Das Willibrord-Spital in der Krise Freie Wähler - Stadt Emmerich soll das Krankenhaus übernehmen

Emmerich · Kann die Stadt Emmerich das Krankenhaus retten? Das sollen die Leute im Rathaus prüfen, fordern die Freien Wähler. Theoretisch ist das möglich. Aber hat Emmerich das Geld dafür?

 Das Krankenhaus braucht einen Plan zur Sanierung. Kann die Stadt Emmerich das Haus übernehmen?

Das Krankenhaus braucht einen Plan zur Sanierung. Kann die Stadt Emmerich das Haus übernehmen?

Foto: Christian Hagemann

In Emmerich mehren sich die Stimmen, die städtische Hilfe für das Willibrord-Spital durch die Stadt fordern. Bekanntlich befindet die gGmbH in der Insolvenz.

Hatte zunächst die BürgerGemeinschaft Emmerich (BGE) eine finanzielle Hilfe der Stadt für das Krankenhaus ins Spiel gebracht, so wollen nun die Freien Wähler eine Übernahme des Krankenhauses durch die Stadt nicht mehr ausschließen. Das haben sie in einem Antrag an den Bürgermeister geschrieben

Die Stadtverwaltung soll Gespräche mit den aktuellen Eigentümern und Betreibern des St. Willibrord-Spitals aufnehmen sowie finanzielle und rechtliche Aspekte einer Übernahme prüfen.

„Eine Übernahme des St. Willibrord-Spitals durch die Stadt Emmerich am Rhein bietet die Chance, die medizinische Grundversorgung nachhaltig zu sichern und zum Wohl der Bürgerinnen und Bürger langfristig zu stabilisieren“, schreibt Jörn Bartels, der Chef der Freien Wähler in Emmerich.

Bereits vor einigen Tagen hatte Christopher Papendorf, der Vorsitzende der BGE, in einem Interview mit der Rheinischen Post gesagt: „Als BGE schließen wir auch eine finanzielle Unterstützung des Spitals, zum Beispiel in Form eines zinslosen Darlehns oder einer Bürgschaft für einen Überbrückungszeitraum nicht aus. Dazu sollte der Bürgermeister aktiv auf den Insolvenzverwalter zugehen.“

Die Frage ist: Kann Emmerich das Krankenhaus übernehmen?

Die Antwort lautet: Ja.

Kommunen können unter den Voraussetzungen des § 1 Absatz 3 des Krankenhausgestaltungsgesetzes NRW theoretisch sogar zur Übernahme der Trägerschaft oder zur Mitwirkung verpflichtet werden, zum Beispiel bei drohender Schließung.

Im Gesetz heißt es: „Krankenhausträger sind in der Regel freie gemeinnützige, kommunale, private Träger und das Land.

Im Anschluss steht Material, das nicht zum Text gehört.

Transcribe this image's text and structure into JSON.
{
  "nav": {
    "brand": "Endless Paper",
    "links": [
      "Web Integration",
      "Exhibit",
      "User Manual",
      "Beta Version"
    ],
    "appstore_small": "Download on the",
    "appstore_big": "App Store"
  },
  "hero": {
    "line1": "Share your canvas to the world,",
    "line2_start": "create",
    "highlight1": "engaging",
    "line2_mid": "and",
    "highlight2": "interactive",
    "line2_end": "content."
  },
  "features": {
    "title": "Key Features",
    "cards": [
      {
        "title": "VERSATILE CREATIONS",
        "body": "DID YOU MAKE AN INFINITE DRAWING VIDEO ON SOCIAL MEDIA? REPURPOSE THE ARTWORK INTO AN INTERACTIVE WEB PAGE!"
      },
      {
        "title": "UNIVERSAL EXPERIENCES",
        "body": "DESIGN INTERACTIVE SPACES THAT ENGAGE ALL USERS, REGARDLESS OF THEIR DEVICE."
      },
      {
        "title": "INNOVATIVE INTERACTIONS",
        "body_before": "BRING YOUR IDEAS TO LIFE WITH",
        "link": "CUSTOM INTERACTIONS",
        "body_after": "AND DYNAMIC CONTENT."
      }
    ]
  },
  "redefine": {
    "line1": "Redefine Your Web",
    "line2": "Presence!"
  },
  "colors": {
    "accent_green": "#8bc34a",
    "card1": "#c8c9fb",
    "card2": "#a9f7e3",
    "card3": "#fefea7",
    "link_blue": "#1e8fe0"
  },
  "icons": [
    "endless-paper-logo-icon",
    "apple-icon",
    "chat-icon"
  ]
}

Falls sich kein anderer geeigneter Träger findet, sind Gemeinden und Gemeindeverbände verpflichtet, Krankenhäuser zu errichten und zu betreiben, kreisangehörige Gemeinden jedoch nur, wenn sie die erforderliche Finanzkraft besitzen.“

Die Vorschrift gilt allerdings mit dem wichtigen Hinweis: Die betreffende Stadt muss die Finanzkraft für diesen Schritt haben. Kommunen, die sich in einer angespannten Haushaltssituation befinden, seien nicht nur nicht verpflichtet, sondern auch nicht berechtigt, finanzielle Unterstützung zu leisten. Dieser Auffassung ist das Ministerium für Heimat, Kommunales, Bau und Digitalisierung des Landes Nordrhein-Westfalen (MHKBD). Im vergangenen Jahr hat das Ministerium das noch einmal deutlich formuliert, als es darum ging, dass die Stadt Hilden dem örtlichen Krankenhaus helfen wollte.

Zur Erinnerung: Emmerich ist nicht in einer Haushaltssicherung und kann über das eigene Geld selbst verfügen. Allerdings weist der städtische Etat seit Jahren ein Minus auf, dass nur durch buchhalterische Rücklagen ausgeglichen werden kann.

Wie kann es nun weitergehen? Soll der Bürgermeister auf den vorläufigen Insolvenzverwalter zugehen und die Möglichkeiten einer Übernahme des Krankenhauses erörtern?

Bero-Alexander Lau ist der vorläufige Insolvenzverwalter des Emmericher Krankenhauses.

Er erklärte vor wenigen Tagen im RP-Interview, dass die Zahl der Patienten im Spital zu gering sei. Die Suche nach einer Lösung für das Krankenhaus beinhalte auch Gespräche zur Sanierung des St. Willibrord-Spitals „mit möglichen Partnern in der Region, die unsere Werte und unseren Sinn für soziale Verantwortung teilen“. Hierzu gehöre auch die Karl-Leisner-Trägergesellschaft in Kleve.